Last night I was asked to speak at the Australian Catholic University Student Paramedic Society’s clinical night. Someone I have previously worked with dobbed me in, and I felt I couldn’t say no…
(Photo by The Zeke: @xzcion)
Actually it was an honour to be asked to speak and it was thrilling to see so many students giving up an evening to come and listen to me blather away about ECGs. It is nice to know that the future of paramedicine is in the hands of such enthusiastic and dedicated people.
So I gave a little chat about ECGs. Specifically about the things that I was never taught about ECGs; those few little things that can make the difference between a good outcome for a patient and a poor outcome. So what were they?
First of all, the importance of proportionality in ECGs. We are given a set of (somewhat arbitrary) rules that state there must be ST elevation of > 2mm in V1 & V2 or greater than 1mm in other leads. The trouble with this is that it does not hold true for all situations.
Some ECGs are very subtle – think of the electro-cardiographically silent high lateral infarct where depression in the inferior leads is the first, or only, sign that something is amiss.
Or the posterior infarct, where in the standard 12 leads there will be no elevation at all, just depression in anterior leads, and only a tiny amount of elevation in the posterior leads.
Or the patient with Wellen’s Syndrome, who again will have no clear ST elevation, but are at high risk due to the location of their lesion (Wellen’s Syndrome is indicative of a missed LAD occlusion. The classic biphasic, or deeply inverted T waves are also known as ‘reperfusion T waves, as they occur when the clot has spontaneously resolved. The patient needs a trip to the cath lab due to the risk of re-infarcting and the huge amount of real-estate at risk. Check out this page from Dr Smith for the classic evolution of Wellen’s Syndrome. These waves can also appear in inferior leads)
These patients don’t have the ‘classic’ pattern of infarct, but they nonetheless need a trip to the cath lab. These are also situations I was never formally taught, but had to find out for myself.
The above images are all from Dr.

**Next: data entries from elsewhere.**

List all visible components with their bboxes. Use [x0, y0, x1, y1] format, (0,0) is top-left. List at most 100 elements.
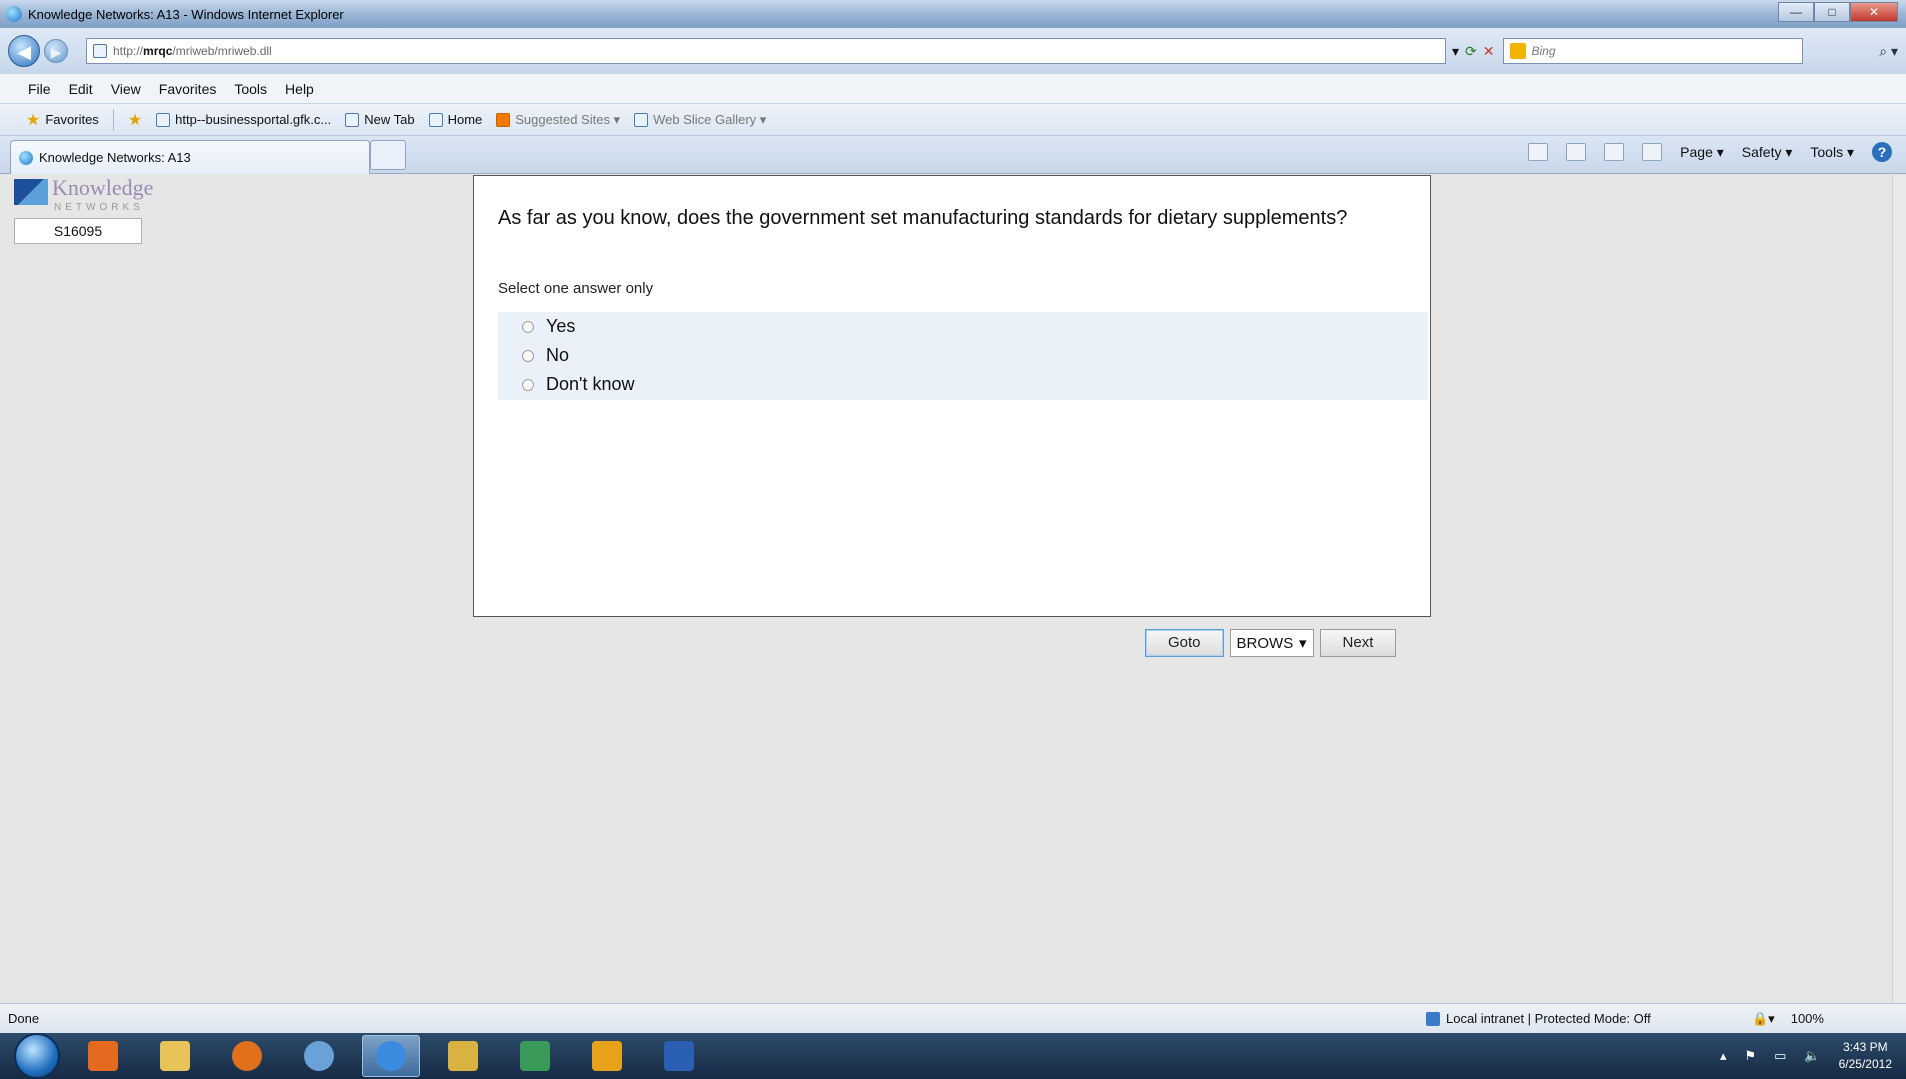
volume-icon[interactable]: 🔈 — [1804, 1048, 1820, 1064]
taskbar-media-player[interactable] — [74, 1035, 132, 1077]
maximize-button[interactable]: □ — [1814, 2, 1850, 22]
chevron-down-icon: ▾ — [1299, 635, 1307, 652]
menu-help[interactable]: Help — [285, 81, 314, 97]
help-icon[interactable]: ? — [1872, 142, 1892, 162]
radio-button[interactable] — [522, 349, 534, 362]
mail-icon[interactable] — [1604, 143, 1625, 161]
instruction-text: Select one answer only — [498, 280, 654, 297]
taskbar-outlook[interactable] — [578, 1035, 636, 1077]
answer-option-no[interactable]: No — [498, 341, 1428, 370]
zone-label: Local intranet | Protected Mode: Off — [1446, 1011, 1651, 1026]
survey-navigation: Goto BROWS ▾ Next — [1145, 629, 1397, 657]
address-tools: ▾ ⟳ ✕ — [1452, 43, 1495, 60]
knowledge-networks-logo: Knowledge NETWORKS — [14, 175, 164, 217]
ie-icon — [376, 1041, 406, 1071]
goto-select-value: BROWS — [1236, 634, 1294, 652]
show-hidden-icons-icon[interactable]: ▴ — [1720, 1048, 1727, 1064]
page-icon — [156, 112, 171, 127]
radio-button[interactable] — [522, 378, 534, 391]
fav-link-businessportal[interactable]: http--businessportal.gfk.c... — [156, 112, 331, 127]
taskbar-firefox[interactable] — [218, 1035, 276, 1077]
answer-option-yes[interactable]: Yes — [498, 312, 1428, 341]
url-prefix: http:// — [113, 44, 144, 58]
menu-tools[interactable]: Tools — [234, 81, 267, 97]
refresh-icon[interactable]: ⟳ — [1465, 43, 1477, 60]
menu-edit[interactable]: Edit — [69, 81, 93, 97]
address-input[interactable]: http://mrqc/mriweb/mriweb.dll — [86, 38, 1446, 64]
answer-label: No — [546, 345, 570, 365]
network-icon[interactable]: ▭ — [1774, 1048, 1786, 1064]
new-tab-button[interactable] — [370, 140, 406, 170]
flag-icon[interactable]: ⚑ — [1744, 1048, 1756, 1064]
tools-menu[interactable]: Tools ▾ — [1810, 144, 1854, 161]
window-controls: — □ ✕ — [1778, 2, 1898, 22]
radio-button[interactable] — [522, 320, 534, 333]
ie-icon — [19, 150, 33, 165]
taskbar-lync[interactable] — [506, 1035, 564, 1077]
safety-menu[interactable]: Safety ▾ — [1742, 144, 1793, 161]
menu-favorites[interactable]: Favorites — [159, 81, 217, 97]
firefox-icon — [232, 1041, 262, 1071]
print-icon[interactable] — [1642, 143, 1663, 161]
window-title: Knowledge Networks: A13 - Windows Intern… — [28, 6, 344, 22]
clock-time: 3:43 PM — [1842, 1040, 1888, 1054]
fav-label: http--businessportal.gfk.c... — [175, 112, 332, 127]
fav-link-new-tab[interactable]: New Tab — [345, 112, 415, 127]
menu-bar: File Edit View Favorites Tools Help — [0, 74, 1906, 104]
favorites-bar: ★ Favorites ★ http--businessportal.gfk.c… — [0, 104, 1906, 136]
page-menu[interactable]: Page ▾ — [1680, 144, 1724, 161]
fav-label: Suggested Sites ▾ — [515, 111, 621, 127]
search-input[interactable]: Bing — [1502, 38, 1803, 64]
vertical-scrollbar[interactable] — [1892, 175, 1906, 1003]
clock[interactable]: 3:43 PM 6/25/2012 — [1839, 1039, 1892, 1073]
next-button[interactable]: Next — [1319, 629, 1397, 657]
taskbar-folder[interactable] — [434, 1035, 492, 1077]
home-icon[interactable] — [1528, 143, 1549, 161]
add-favorite-icon[interactable]: ★ — [128, 110, 142, 130]
page-icon — [634, 112, 649, 127]
zoom-level[interactable]: 100% — [1791, 1011, 1824, 1027]
word-icon — [664, 1041, 694, 1071]
logo-mark-icon — [14, 179, 48, 205]
logo-sub: NETWORKS — [54, 202, 144, 213]
security-zone[interactable]: Local intranet | Protected Mode: Off — [1426, 1011, 1651, 1026]
goto-select[interactable]: BROWS ▾ — [1229, 629, 1314, 657]
minimize-button[interactable]: — — [1778, 2, 1814, 22]
tab-knowledge-networks[interactable]: Knowledge Networks: A13 — [10, 140, 370, 174]
taskbar-explorer[interactable] — [146, 1035, 204, 1077]
goto-button[interactable]: Goto — [1145, 629, 1224, 657]
fav-link-home[interactable]: Home — [428, 112, 482, 127]
url-path: /mriweb/mriweb.dll — [172, 44, 272, 58]
outlook-icon — [592, 1041, 622, 1071]
app-icon — [304, 1041, 334, 1071]
answer-option-dont-know[interactable]: Don't know — [498, 370, 1428, 399]
stop-icon[interactable]: ✕ — [1483, 43, 1495, 60]
menu-view[interactable]: View — [111, 81, 141, 97]
suggested-sites-icon — [496, 112, 511, 127]
window-title-bar: Knowledge Networks: A13 - Windows Intern… — [0, 0, 1906, 28]
forward-button[interactable]: ▶ — [44, 39, 68, 63]
taskbar-internet-explorer[interactable] — [362, 1035, 420, 1077]
feeds-icon[interactable] — [1566, 143, 1587, 161]
address-dropdown-icon[interactable]: ▾ — [1452, 43, 1459, 60]
search-icon[interactable]: ⌕ ▾ — [1879, 43, 1898, 60]
back-button[interactable]: ◀ — [8, 35, 40, 67]
favorites-button[interactable]: ★ Favorites — [26, 110, 99, 130]
answer-label: Yes — [546, 316, 576, 336]
close-button[interactable]: ✕ — [1850, 2, 1898, 22]
taskbar-app[interactable] — [290, 1035, 348, 1077]
page-icon — [428, 112, 443, 127]
page-icon — [345, 112, 360, 127]
fav-link-suggested-sites[interactable]: Suggested Sites ▾ — [496, 112, 620, 128]
logo-word: Knowledge — [52, 175, 154, 200]
fav-link-web-slice-gallery[interactable]: Web Slice Gallery ▾ — [634, 112, 766, 128]
answer-list: Yes No Don't know — [498, 312, 1428, 400]
search-placeholder: Bing — [1531, 44, 1556, 58]
status-text: Done — [8, 1011, 40, 1026]
protected-mode-icon[interactable]: 🔒▾ — [1752, 1011, 1775, 1027]
start-button[interactable] — [14, 1033, 60, 1079]
command-bar: Page ▾ Safety ▾ Tools ▾ ? — [1528, 142, 1892, 162]
respondent-id: S16095 — [14, 218, 142, 244]
taskbar-word[interactable] — [650, 1035, 708, 1077]
menu-file[interactable]: File — [28, 81, 51, 97]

Smith’s ECG Blog
The next issue was that of Left Bundle Branch Block and STEMI. Where I work it is ambulance dogma that LBBB is equivalent to STEMI because in the presence of a LBBB one cannot diagnose true STEMI. This is nonsense. Check out my post here as to why that is.
Finally the one dogma to rule them all was laid to rest (I hope). That is the enduring (at least where I work) and just plain wrong idea that ST depression is ‘ischaemia’ and that it localises. This is not the case. Ischaemia does not localise in the way the ST elevation in STEMI does. I don’t know why (I’m not sure if anyone does) but you cannot pick a culprit artery, or even region of ischaemic myocardium from ST depression. So if you see localised ST depression in someone you suspect of having a cardiac complaint this must be assumed to be reciprocal changes from the facing leads. If someone has global ischaemia from hypoxia, or from a left main coronary artery/triple vessel/ostial occlusion, then you will see depression everywhere (except maybe aVR – the most important ‘forgotten’ lead)
This needs to be said again as it is an absolutely vital concept that we need to understand:
Localised ST segment depression must be considered to be reciprocal changes.
And once more with feeling! Localised ST depression = reciprocal changes.
This really is a terribly important concept and one that was neglected in my training. It is also important to realise that reciprocal changes may be apparent even when ST elevation is minimal (eg the high lateral infarct or posterior infarct as above). Reciprocal changes may also show up before the typical signs of ST elevation, so can clue you in to a potentially sick patient earlier if you know what to look for.
From Dr. Smith’s ECG Blog, here is an example of how subtle lateral infarcts can be. This provides a good demonstration why we need to be alert to the significance of ST depression.
And from Life in the Fastlane, another example of how subtle infarcts can be:
So this was my chat to the students last night. It was met by a deathly silence and a lot of blank stares. That made me feel good… although I actually expected as much. These are concepts that were not taught to me in my previous 15 odd years of driving ambulances, and I did not expect them to be all over electrophysiology at this early stage of their training. What I hope is that when the time comes, a light bulb will go on in their heads and they will recall some of the goobledegook I was spouting and it will all suddenly make sense.
I’m still waiting for that moment myself.
I hope this is useful to someone out there. If you would like to explore ECGs in all their intricate subtlety further, head on over to Dr. Smith’s ECG Blog, or EMS12Lead. The people running these sites have much more idea than I about all this stuff. Dr Smith in particular is my go to when I want to go a little cross-eyed staring at funny little bumps.
As always, let me know if this is any use, or what you would like to hear about in future posts. And while you are out there, check out the “Code STEMI” web series on YouTube, starting off with the London Ambulance Service
And remember: Localised ST depression = reciprocal changes. That is: infarct!